GroupCommandDescription
Servicesstart-servicesStart PostgreSQL, Redis, and MinIO
Servicesstop-servicesStop the background services only
Serviceskill-careStop all development processes and services
ServerrundevStart the API server and Celery worker together (recommended)
ServerrunserverStart the Django development server only
ServerceleryStart the Celery worker with beat scheduler only
DatabasemigrateRun database migrations
Databaseload-fixturesLoad sample data
Databasereset-dbDrop and recreate the database
TestingtestRun the test suite (reuses the database)
Testingtest-coverageRun tests and produce a coverage report
QualityruffLint and fix staged Python files
Qualityruff-allLint all Python files
note

Additional helpers are available in the shell, including makemigrations, manage <command>, dump-db, load-db, clean-data, healthcheck, test-no-keep, and ruff-fix-all. The dev shell prints the full list when you enter it.

Service URLs

After start-services and rundev are up:

ServiceURL / addressNotes
Django applicationhttp://localhost:9000API and admin
MinIO consolehttp://localhost:9001S3-compatible object storage UI
PostgreSQLlocalhost:5432Database
Redislocalhost:6379Cache and Celery broker
info

Default development credentials (for example the MinIO and database logins) are set automatically by the dev shell and are intended for local use only. Services bind to localhost and are not reachable externally.
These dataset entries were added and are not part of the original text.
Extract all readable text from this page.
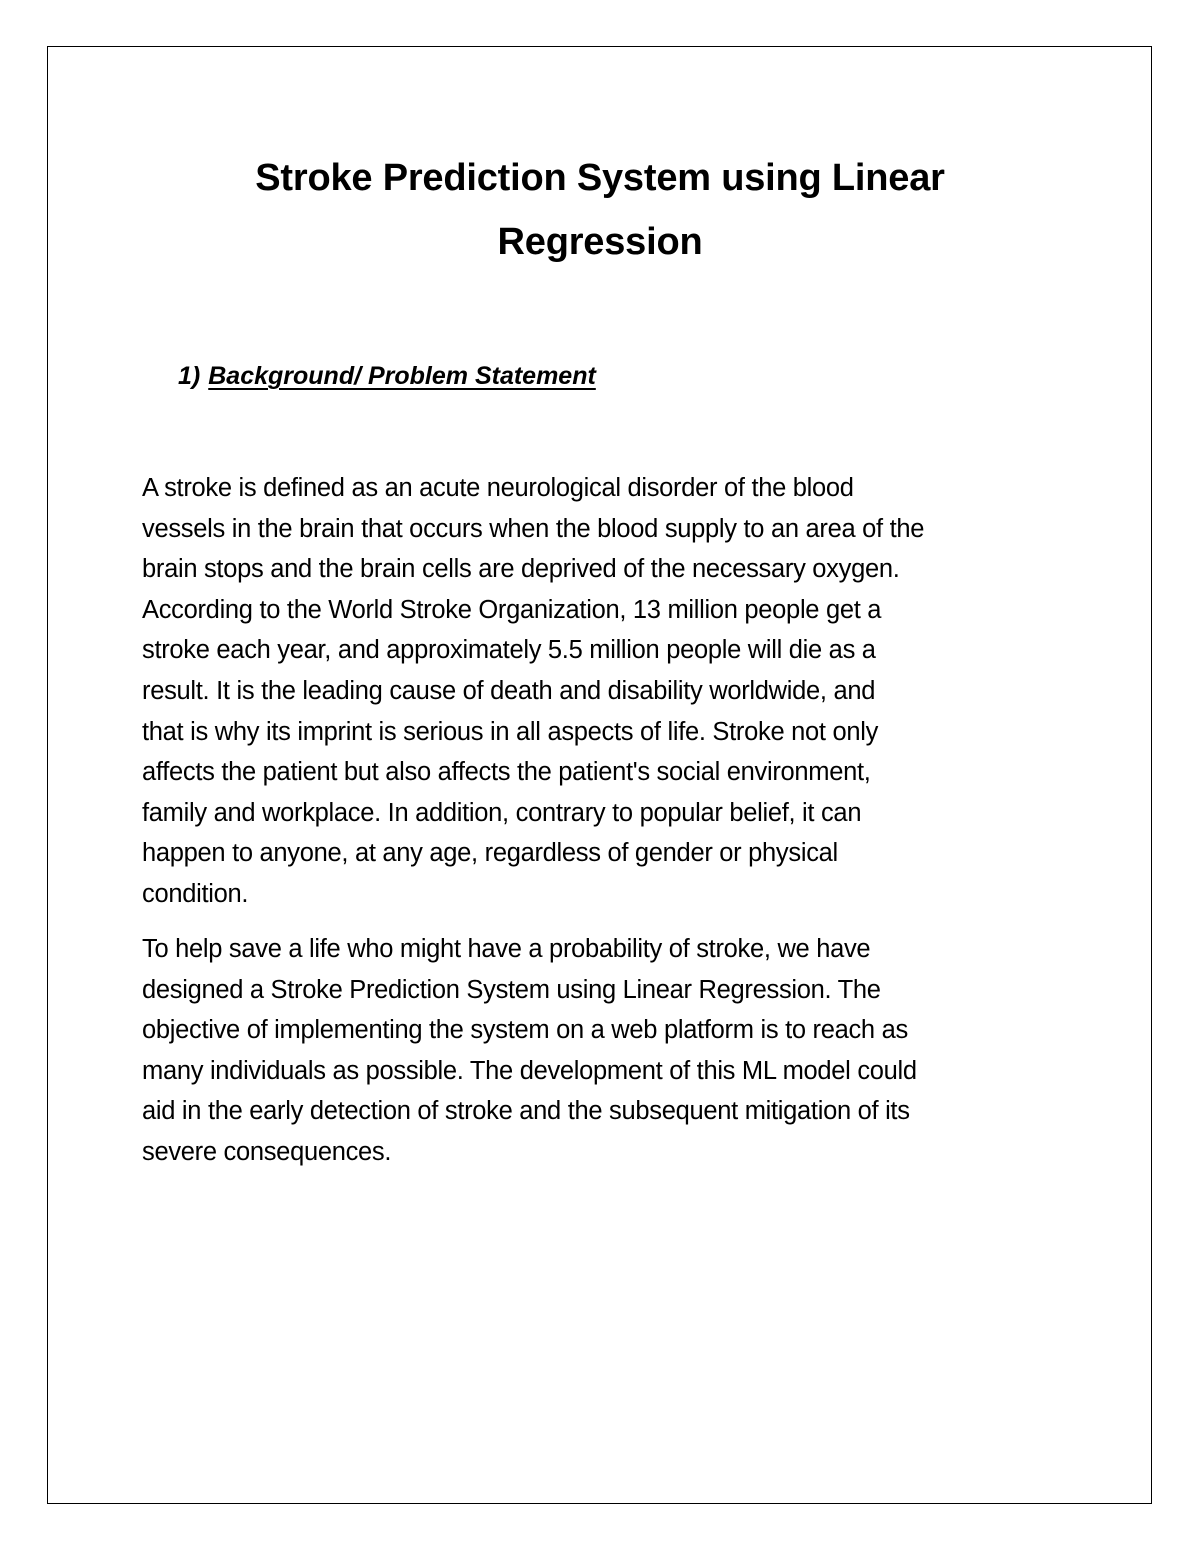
Stroke Prediction System using Linear
Regression
1) Background/ Problem Statement

A stroke is defined as an acute neurological disorder of the blood
vessels in the brain that occurs when the blood supply to an area of the
brain stops and the brain cells are deprived of the necessary oxygen.
According to the World Stroke Organization, 13 million people get a
stroke each year, and approximately 5.5 million people will die as a
result. It is the leading cause of death and disability worldwide, and
that is why its imprint is serious in all aspects of life. Stroke not only
affects the patient but also affects the patient's social environment,
family and workplace. In addition, contrary to popular belief, it can
happen to anyone, at any age, regardless of gender or physical
condition.

To help save a life who might have a probability of stroke, we have
designed a Stroke Prediction System using Linear Regression. The
objective of implementing the system on a web platform is to reach as
many individuals as possible. The development of this ML model could
aid in the early detection of stroke and the subsequent mitigation of its
severe consequences.
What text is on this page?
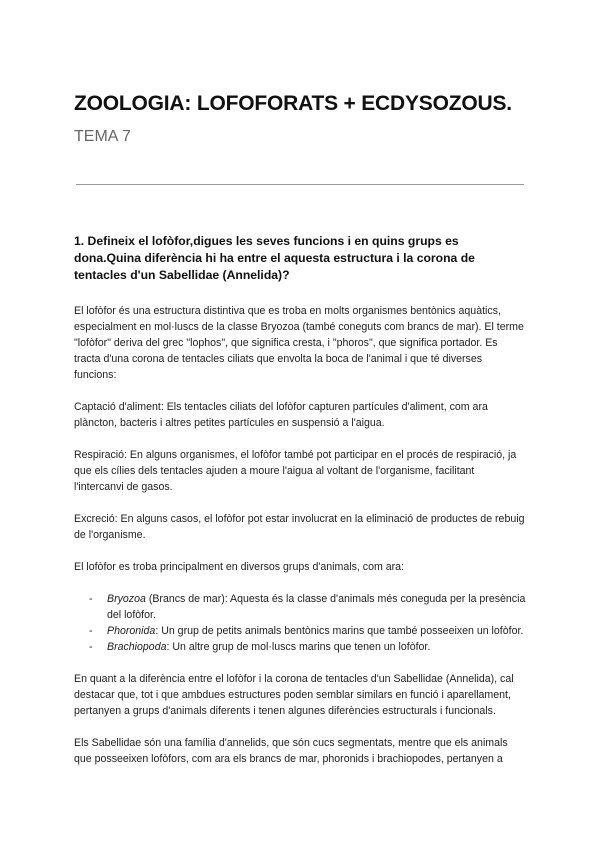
ZOOLOGIA: LOFOFORATS + ECDYSOZOUS.
TEMA 7

1. Defineix el lofòfor,digues les seves funcions i en quins grups es dona.Quina diferència hi ha entre el aquesta estructura i la corona de tentacles d'un Sabellidae (Annelida)?

El lofòfor és una estructura distintiva que es troba en molts organismes bentònics aquàtics, especialment en mol·luscs de la classe Bryozoa (també coneguts com brancs de mar). El terme "lofòfor" deriva del grec "lophos", que significa cresta, i "phoros", que significa portador. Es tracta d'una corona de tentacles ciliats que envolta la boca de l'animal i que té diverses funcions:

Captació d'aliment: Els tentacles ciliats del lofòfor capturen partícules d'aliment, com ara plàncton, bacteris i altres petites partícules en suspensió a l'aigua.

Respiració: En alguns organismes, el lofòfor també pot participar en el procés de respiració, ja que els cílies dels tentacles ajuden a moure l'aigua al voltant de l'organisme, facilitant l'intercanvi de gasos.

Excreció: En alguns casos, el lofòfor pot estar involucrat en la eliminació de productes de rebuig de l'organisme.

El lofòfor es troba principalment en diversos grups d'animals, com ara:

- Bryozoa (Brancs de mar): Aquesta és la classe d'animals més coneguda per la presència del lofòfor.
- Phoronida: Un grup de petits animals bentònics marins que també posseeixen un lofòfor.
- Brachiopoda: Un altre grup de mol·luscs marins que tenen un lofòfor.

En quant a la diferència entre el lofòfor i la corona de tentacles d'un Sabellidae (Annelida), cal destacar que, tot i que ambdues estructures poden semblar similars en funció i aparellament, pertanyen a grups d'animals diferents i tenen algunes diferències estructurals i funcionals.

Els Sabellidae són una família d'annelids, que són cucs segmentats, mentre que els animals que posseeixen lofòfors, com ara els brancs de mar, phoronids i brachiopodes, pertanyen a
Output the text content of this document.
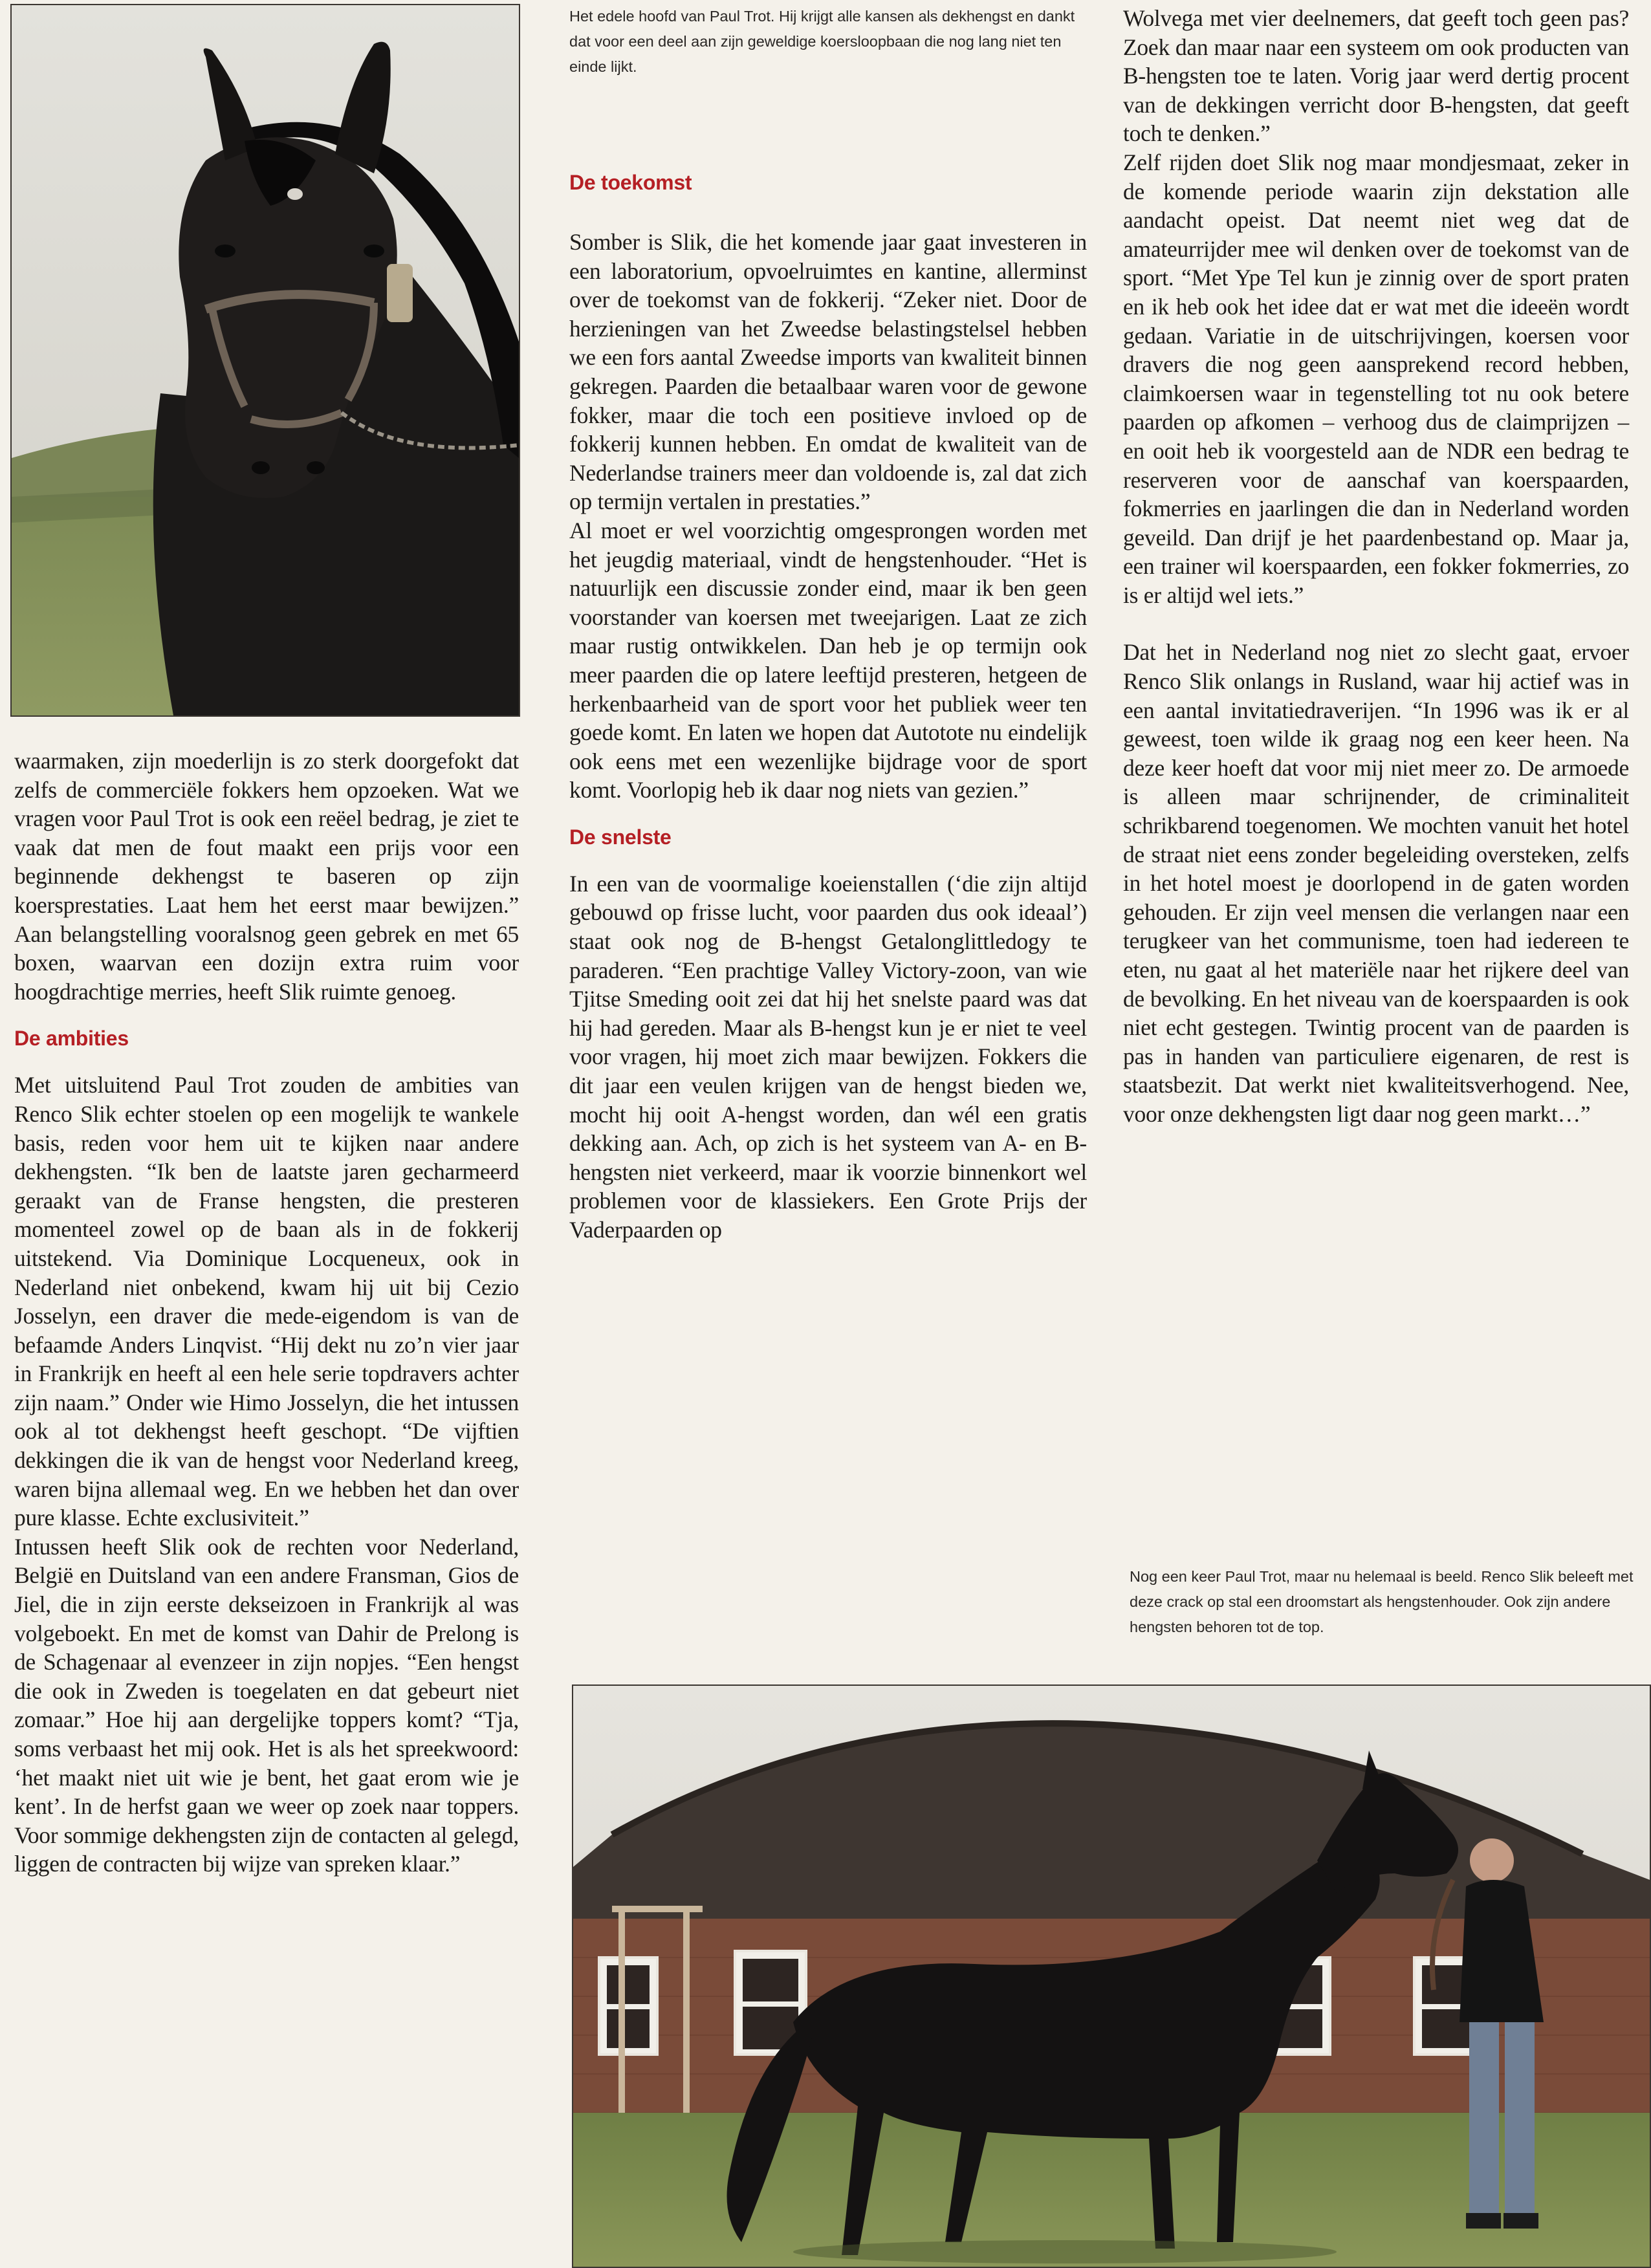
waarmaken, zijn moederlijn is zo sterk doorgefokt dat zelfs de commerciële fokkers hem opzoeken. Wat we vragen voor Paul Trot is ook een reëel bedrag, je ziet te vaak dat men de fout maakt een prijs voor een beginnende dekhengst te baseren op zijn koersprestaties. Laat hem het eerst maar bewijzen.” Aan belangstelling vooralsnog geen gebrek en met 65 boxen, waarvan een dozijn extra ruim voor hoogdrachtige merries, heeft Slik ruimte genoeg.

De ambities

Met uitsluitend Paul Trot zouden de ambities van Renco Slik echter stoelen op een mogelijk te wankele basis, reden voor hem uit te kijken naar andere dekhengsten. “Ik ben de laatste jaren gecharmeerd geraakt van de Franse hengsten, die presteren momenteel zowel op de baan als in de fokkerij uitstekend. Via Dominique Locqueneux, ook in Nederland niet onbekend, kwam hij uit bij Cezio Josselyn, een draver die mede-eigendom is van de befaamde Anders Linqvist. “Hij dekt nu zo’n vier jaar in Frankrijk en heeft al een hele serie topdravers achter zijn naam.” Onder wie Himo Josselyn, die het intussen ook al tot dekhengst heeft geschopt. “De vijftien dekkingen die ik van de hengst voor Nederland kreeg, waren bijna allemaal weg. En we hebben het dan over pure klasse. Echte exclusiviteit.”

Intussen heeft Slik ook de rechten voor Nederland, België en Duitsland van een andere Fransman, Gios de Jiel, die in zijn eerste dekseizoen in Frankrijk al was volgeboekt. En met de komst van Dahir de Prelong is de Schagenaar al evenzeer in zijn nopjes. “Een hengst die ook in Zweden is toegelaten en dat gebeurt niet zomaar.” Hoe hij aan dergelijke toppers komt? “Tja, soms verbaast het mij ook. Het is als het spreekwoord: ‘het maakt niet uit wie je bent, het gaat erom wie je kent’. In de herfst gaan we weer op zoek naar toppers. Voor sommige dekhengsten zijn de contacten al gelegd, liggen de contracten bij wijze van spreken klaar.”

Het edele hoofd van Paul Trot. Hij krijgt alle kansen als dekhengst en dankt dat voor een deel aan zijn geweldige koersloopbaan die nog lang niet ten einde lijkt.
De toekomst

Somber is Slik, die het komende jaar gaat investeren in een laboratorium, opvoelruimtes en kantine, allerminst over de toekomst van de fokkerij. “Zeker niet. Door de herzieningen van het Zweedse belastingstelsel hebben we een fors aantal Zweedse imports van kwaliteit binnen gekregen. Paarden die betaalbaar waren voor de gewone fokker, maar die toch een positieve invloed op de fokkerij kunnen hebben. En omdat de kwaliteit van de Nederlandse trainers meer dan voldoende is, zal dat zich op termijn vertalen in prestaties.”

Al moet er wel voorzichtig omgesprongen worden met het jeugdig materiaal, vindt de hengstenhouder. “Het is natuurlijk een discussie zonder eind, maar ik ben geen voorstander van koersen met tweejarigen. Laat ze zich maar rustig ontwikkelen. Dan heb je op termijn ook meer paarden die op latere leeftijd presteren, hetgeen de herkenbaarheid van de sport voor het publiek weer ten goede komt. En laten we hopen dat Autotote nu eindelijk ook eens met een wezenlijke bijdrage voor de sport komt. Voorlopig heb ik daar nog niets van gezien.”

De snelste

In een van de voormalige koeienstallen (‘die zijn altijd gebouwd op frisse lucht, voor paarden dus ook ideaal’) staat ook nog de B-hengst Getalonglittledogy te paraderen. “Een prachtige Valley Victory-zoon, van wie Tjitse Smeding ooit zei dat hij het snelste paard was dat hij had gereden. Maar als B-hengst kun je er niet te veel voor vragen, hij moet zich maar bewijzen. Fokkers die dit jaar een veulen krijgen van de hengst bieden we, mocht hij ooit A-hengst worden, dan wél een gratis dekking aan. Ach, op zich is het systeem van A- en B-hengsten niet verkeerd, maar ik voorzie binnenkort wel problemen voor de klassiekers. Een Grote Prijs der Vaderpaarden op

Wolvega met vier deelnemers, dat geeft toch geen pas? Zoek dan maar naar een systeem om ook producten van B-hengsten toe te laten. Vorig jaar werd dertig procent van de dekkingen verricht door B-hengsten, dat geeft toch te denken.”

Zelf rijden doet Slik nog maar mondjesmaat, zeker in de komende periode waarin zijn dekstation alle aandacht opeist. Dat neemt niet weg dat de amateurrijder mee wil denken over de toekomst van de sport. “Met Ype Tel kun je zinnig over de sport praten en ik heb ook het idee dat er wat met die ideeën wordt gedaan. Variatie in de uitschrijvingen, koersen voor dravers die nog geen aansprekend record hebben, claimkoersen waar in tegenstelling tot nu ook betere paarden op afkomen – verhoog dus de claimprijzen – en ooit heb ik voorgesteld aan de NDR een bedrag te reserveren voor de aanschaf van koerspaarden, fokmerries en jaarlingen die dan in Nederland worden geveild. Dan drijf je het paardenbestand op. Maar ja, een trainer wil koerspaarden, een fokker fokmerries, zo is er altijd wel iets.”

Dat het in Nederland nog niet zo slecht gaat, ervoer Renco Slik onlangs in Rusland, waar hij actief was in een aantal invitatiedraverijen. “In 1996 was ik er al geweest, toen wilde ik graag nog een keer heen. Na deze keer hoeft dat voor mij niet meer zo. De armoede is alleen maar schrijnender, de criminaliteit schrikbarend toegenomen. We mochten vanuit het hotel de straat niet eens zonder begeleiding oversteken, zelfs in het hotel moest je doorlopend in de gaten worden gehouden. Er zijn veel mensen die verlangen naar een terugkeer van het communisme, toen had iedereen te eten, nu gaat al het materiële naar het rijkere deel van de bevolking. En het niveau van de koerspaarden is ook niet echt gestegen. Twintig procent van de paarden is pas in handen van particuliere eigenaren, de rest is staatsbezit. Dat werkt niet kwaliteitsverhogend. Nee, voor onze dekhengsten ligt daar nog geen markt…”

Nog een keer Paul Trot, maar nu helemaal is beeld. Renco Slik beleeft met deze crack op stal een droomstart als hengstenhouder. Ook zijn andere hengsten behoren tot de top.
How it differs from Docker

The Nix workflow produces the same database schema, migrations, and Python dependency versions as the Docker setup — the two can coexist. The main differences:

  • Services run on the host, not inside containers, so there is no container overhead and startup is faster.
  • Data lives in .nix-data/ (postgres/, redis/, minio/) instead of Docker volumes. This directory is added to .gitignore automatically.
  • Commands run directly in the shell — there is no docker compose exec indirection.
  • Versions are pinned by the flake (for example Python 3.13 and PostgreSQL 15 from the Nix store), so the toolchain is reproducible across machines.